After a sixteen-year career as a rock radio DJ for 97.5 KMOD in Tulsa, Hernandez, a single father of two, was downsized as a result of the COVID pandemic; but, he said, it has caused him to grow yet again, and to add some steps to his life’s path. While working toward his next full-time radio job, he said, he is branching out with his blogging and website. “Every day at noon, I broadcast live on Facebook and promote non-profits and small businesses. The pandemic hit them super bad so I’m hoping to help anyway I can,” he said. It’s an exciting new phase of his life, one that the communications skills he learned as a student at UF play a sizable role in.

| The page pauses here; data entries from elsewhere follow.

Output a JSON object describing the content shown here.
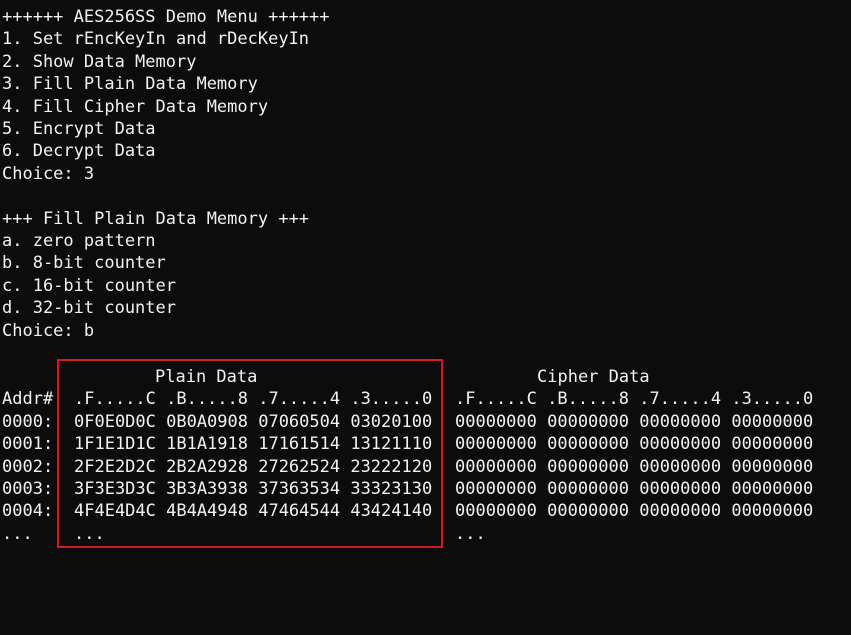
{
  "menu": {
    "title": "++++++ AES256SS Demo Menu ++++++",
    "items": [
      "1. Set rEncKeyIn and rDecKeyIn",
      "2. Show Data Memory",
      "3. Fill Plain Data Memory",
      "4. Fill Cipher Data Memory",
      "5. Encrypt Data",
      "6. Decrypt Data"
    ],
    "choice": "Choice: 3"
  },
  "submenu": {
    "title": "+++ Fill Plain Data Memory +++",
    "items": [
      "a. zero pattern",
      "b. 8-bit counter",
      "c. 16-bit counter",
      "d. 32-bit counter"
    ],
    "choice": "Choice: b"
  },
  "memory": {
    "plain_title": "Plain Data",
    "cipher_title": "Cipher Data",
    "addr_header": "Addr#",
    "plain_columns_header": ".F.....C .B.....8 .7.....4 .3.....0",
    "cipher_columns_header": ".F.....C .B.....8 .7.....4 .3.....0",
    "rows": [
      {
        "addr": "0000:",
        "plain": "0F0E0D0C 0B0A0908 07060504 03020100",
        "cipher": "00000000 00000000 00000000 00000000"
      },
      {
        "addr": "0001:",
        "plain": "1F1E1D1C 1B1A1918 17161514 13121110",
        "cipher": "00000000 00000000 00000000 00000000"
      },
      {
        "addr": "0002:",
        "plain": "2F2E2D2C 2B2A2928 27262524 23222120",
        "cipher": "00000000 00000000 00000000 00000000"
      },
      {
        "addr": "0003:",
        "plain": "3F3E3D3C 3B3A3938 37363534 33323130",
        "cipher": "00000000 00000000 00000000 00000000"
      },
      {
        "addr": "0004:",
        "plain": "4F4E4D4C 4B4A4948 47464544 43424140",
        "cipher": "00000000 00000000 00000000 00000000"
      }
    ],
    "ellipsis_addr": "...",
    "ellipsis_plain": "...",
    "ellipsis_cipher": "..."
  },
  "colors": {
    "background": "#0c0c0c",
    "text": "#f2f2f2",
    "highlight_border": "#d11a1a"
  }
}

Nowadays, Hernandez doesn’t do so much walking, as, in the significantly-larger-than-Findlay city of Tulsa, he drives a car to get to and from where he needs to be. And though it is from Oklahoma, the license plate is held fast with a University of Findlay alumni frame, both steadily reminding him of different paths. The frame is a part of a number of items he keeps around him to remind him of the value that UF created for his life and career. “UF and the WLFC station started it all,” he said. “The University and the area shaped my life. I discovered my dream there, and turned it into a career here.”